Une chaleur d’angoisse monta au visage d’Isabelle et sa voix se fêla :

— Corbiau ! Réponds-moi, mon Corbiau !

— Je suis là.

Elle arrivait tranquillement, par le chemin de la ferme, sans que nul pût dire d’où elle était sortie, et elle souriait, comme si elle venait de faire une promenade agréable, sans inquiétude pour personne.

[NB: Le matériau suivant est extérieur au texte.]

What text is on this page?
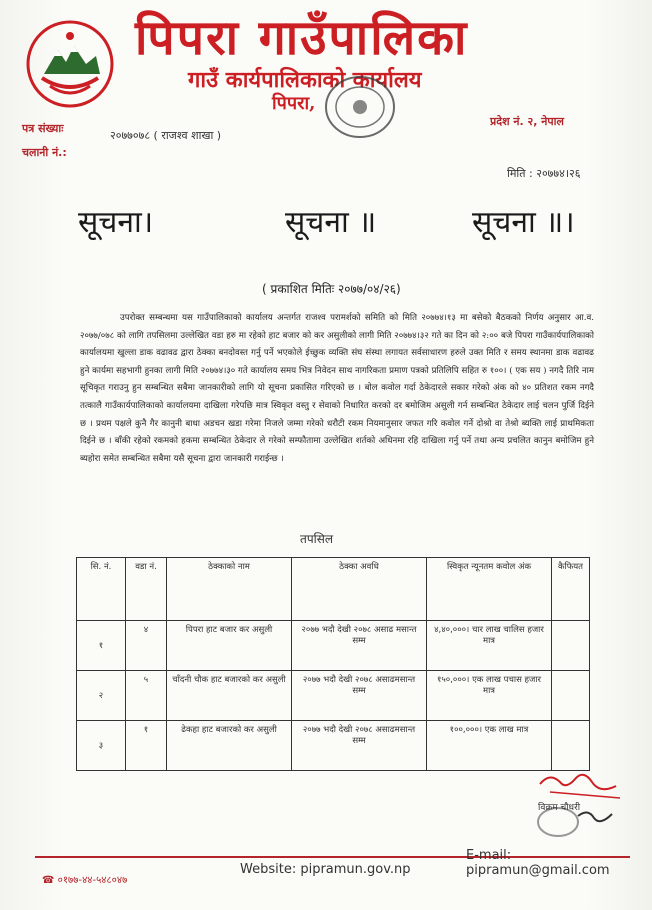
पिपरा गाउँपालिका
गाउँ कार्यपालिकाको कार्यालय
पिपरा,
पत्र संख्याः
चलानी नं.:
२०७७०७८ ( राजश्व शाखा )
प्रदेश नं. २, नेपाल
मिति : २०७७४।२६
सूचना।	सूचना ॥	सूचना ॥।
( प्रकाशित मितिः २०७७/०४/२६)
उपरोक्त सम्बन्धमा यस गाउँपालिकाको कार्यालय अन्तर्गत राजश्व परामर्शको समिति को मिति २०७७४।१३ मा बसेको बैठकको निर्णय अनुसार आ.व. २०७७/०७८ को लागि तपसिलमा उल्लेखित वडा हरु मा रहेको हाट बजार को कर असुलीको लागी मिति २०७७४।३२ गते का दिन को २:०० बजे पिपरा गाउँकार्यपालिकाको कार्यालयमा खुल्ला डाक वढावढ द्वारा ठेक्का बनदोवस्त गर्नु पर्ने भएकोले ईच्छुक व्यक्ति संघ संस्था लगायत सर्वसाधारण हरुले उक्त मिति र समय स्थानमा डाक वढावढ हुने कार्यमा सहभागी हुनका लागी मिति २०७७४।३० गते कार्यालय समय भित्र निवेदन साथ नागरिकता प्रमाण पत्रको प्रतिलिपि सहित रु १००। ( एक सय ) नगदै तिरि नाम सूचिकृत गराउनु हुन सम्बन्धित सबैमा जानकारीको लागि यो सूचना प्रकासित गरिएको छ । बोल कवोल गर्दा ठेकेदारले सकार गरेको अंक को ४० प्रतिशत रकम नगदै तत्कालै गाउँकार्यपालिकाको कार्यालयमा दाखिला गरेपछि मात्र स्विकृत वस्तु र सेवाको निधारित करको दर बमोजिम असुली गर्न सम्बन्धित ठेकेदार लाई चलन पुर्जि दिईने छ । प्रथम पक्षले कुनै गैर कानुनी बाधा अडचन खडा गरेमा निजले जम्मा गरेको धरौटी रकम नियमानुसार जफत गरि कवोल गर्ने दोश्रो वा तेश्रो ब्यक्ति लाई प्राथमिकता दिईने छ । बाँकी रहेको रकमको हकमा सम्बन्धित ठेकेदार ले गरेको सम्फौतामा उल्लेखित शर्तको अधिनमा रहि दाखिला गर्नु पर्ने तथा अन्य प्रचलित कानुन बमोजिम हुने ब्यहोरा समेत सम्बन्धित सबैमा यसै सूचना द्वारा जानकारी गराईन्छ ।
तपसिल
सि. नं.	वडा नं.	ठेक्काको नाम	ठेक्का अवधि	स्विकृत न्यूनतम कवोल अंक	कैफियत
१	४	पिपरा हाट बजार कर असुली	२०७७ भदौ देखी २०७८ असाढ मसान्त सम्म	४,४०,०००। चार लाख चालिस हजार मात्र	
२	५	चाँदनी चौक हाट बजारको कर असुली	२०७७ भदौ देखी २०७८ असाढमसान्त सम्म	१५०,०००। एक लाख पचास हजार मात्र	
३	१	ढेकहा हाट बजारको कर असुली	२०७७ भदौ देखी २०७८ असाढमसान्त सम्म	१००,०००। एक लाख मात्र	
विक्रम चौधरी
☎ ०१७७-४४-५४८०४७
Website: pipramun.gov.np
E-mail: pipramun@gmail.com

Isabelle la prit par la main et l’emmena goûter au triple galop, avec la crainte subite que Laurent n’eût englouti tous les croquets.



À mesure que l’heure du travail approchait, Laurent se sentait démangé d’un désir de plus en plus vif de se rendre utile. Il proposa successivement d’aider Marie-Louise à éplucher les légumes, de cueillir une salade de pissenlits pour le dîner, d’arroser le jardin à la place de Ludovic, de graisser la roue de la brouette, de repriser ses chaussettes, de monter une bande de canevas sur le métier à tapisserie et de cirer le parquet. Sa mère déclinait gravement ces offres l’une après l’autre et Laurent la regardait d’un air à la fois déçu, furieux et interdit d’admiration.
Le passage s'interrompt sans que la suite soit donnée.